Fabio and Omar are arguing when Stitches and I enter. Both look up with guilty faces, like children. Except a lot less charming and cute.
“Don’t tell me you two are still fighting over who gets the TV remote?” I ask with a vexed scowl.
“Psycho,” Omar says in surprise. “Uhh, not exactly.”
Fabio rubs his cueball head. “Actually, we were just on our way to the vault.”
“To make sure it’s safe,” Omar finishes.
I pin them with a paralyzing stare. “Tell me it was secured before you thought to leave.”

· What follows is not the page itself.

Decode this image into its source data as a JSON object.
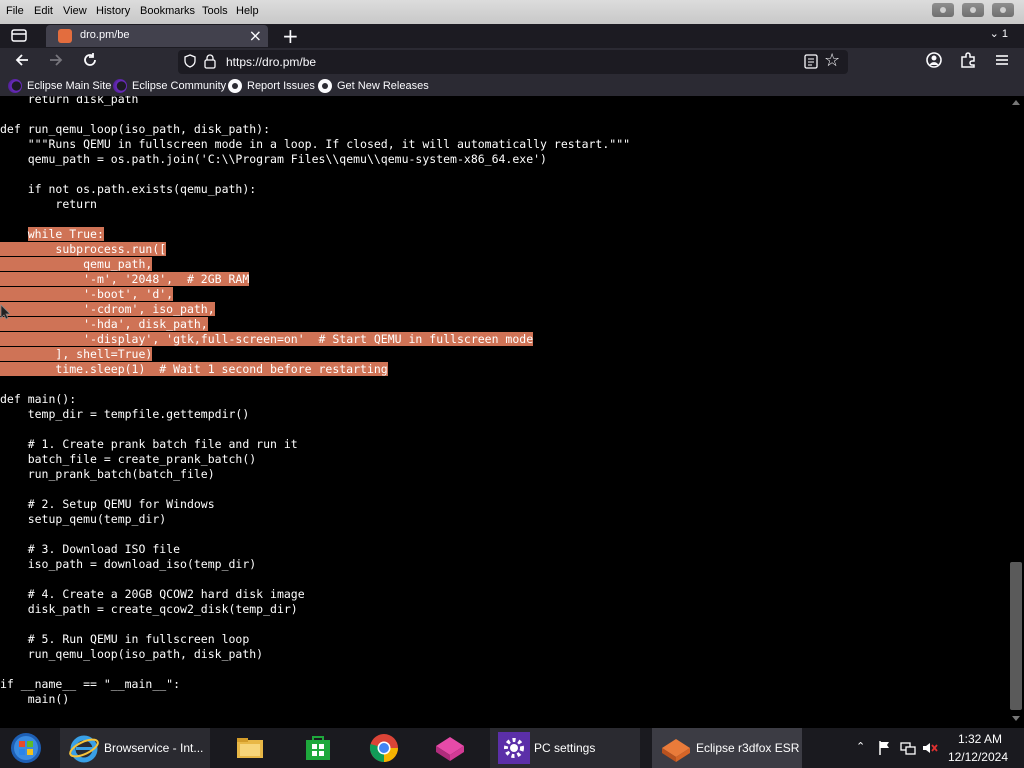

“Well…” Fabio glances at Omar and then at me. “We’re pretty sure it was. Omar was supposed to run another check, but he didn’t.”
“Me? That was you!”
“Pretty sure or absolutely certain, you shithead?” I growl, stepping toward Fabio. The six-foot-five, two-forty giant whose purpose in my crew is usually muscle-related, stumbles back a few steps from me, despite his major size advantage. I only stalk closer. “Tell me proper security procedures were followed.”
It tells me all I need to know.
“Then what the fuck are you imbeciles waiting for? Go secure it!” I shout.
They scramble out of the room, practically knocking each other over to fit through the door at the same time.
Stitches whistles from where he stands. “I know I’ve got my faults and all. I chew with my mouth open and snore when I sleep, but at least I’ve never fucked up on a security detail.”
I round on him next. “Except for the time you almost let a dirty cop kill Delphine.”
“Hey, whoa! That doesn’t count. It was city hall. I couldn’t follow her in. But I came through in the end, didn’t I? Blasted that POS right in the skull.”
“And enjoyed dunking him in acid after the fact.”
He shrugs. “I have a morbid sense of humor.”
“Enough trips down memory lane. I need you to cover here at the compound.”
“Running an important errand?”
“I’m going to check out the vault too. If Fabio and Omar fucked up securing it, there’s no telling what might’ve happened. Stefania calls all of a sudden while Lucius is out of town. It’s suspicious.”
“You think Stefania is setting you up?”
“Maybe. That, or she really is that drunk and stupid.”
I slide on my motorcycle jacket and go down to the underground garage, where row upon row of all types of vehicles sit parked and ready for use.
My sports bike is my chosen mode of travel.
I merge with traffic on the city streets and head toward the highway that’ll take me to the vault. On most weekday mornings, traffic can be a headache. Luckily, it’s Saturday, which means less people speeding off to work.
I squeeze the bike’s throttle and bypass much of the highway traffic. The surrounding cars and trucks fall into the background.
The Hummer comes out of nowhere. One second, I’m the only one racing down the highway. Everybody else trails behind. The next second, I’m sharing the road with a giant black Hummer that crashes onto the scene. I put space between us by switching lanes. Whoever this asshole is, he seems to think he has dominance over the road.
It’s not good enough.
The Hummer drifts over into the center lane, keeping pace with me, side by side. I’m caged into the far left lane, wedged between the Hummer and the guardrail.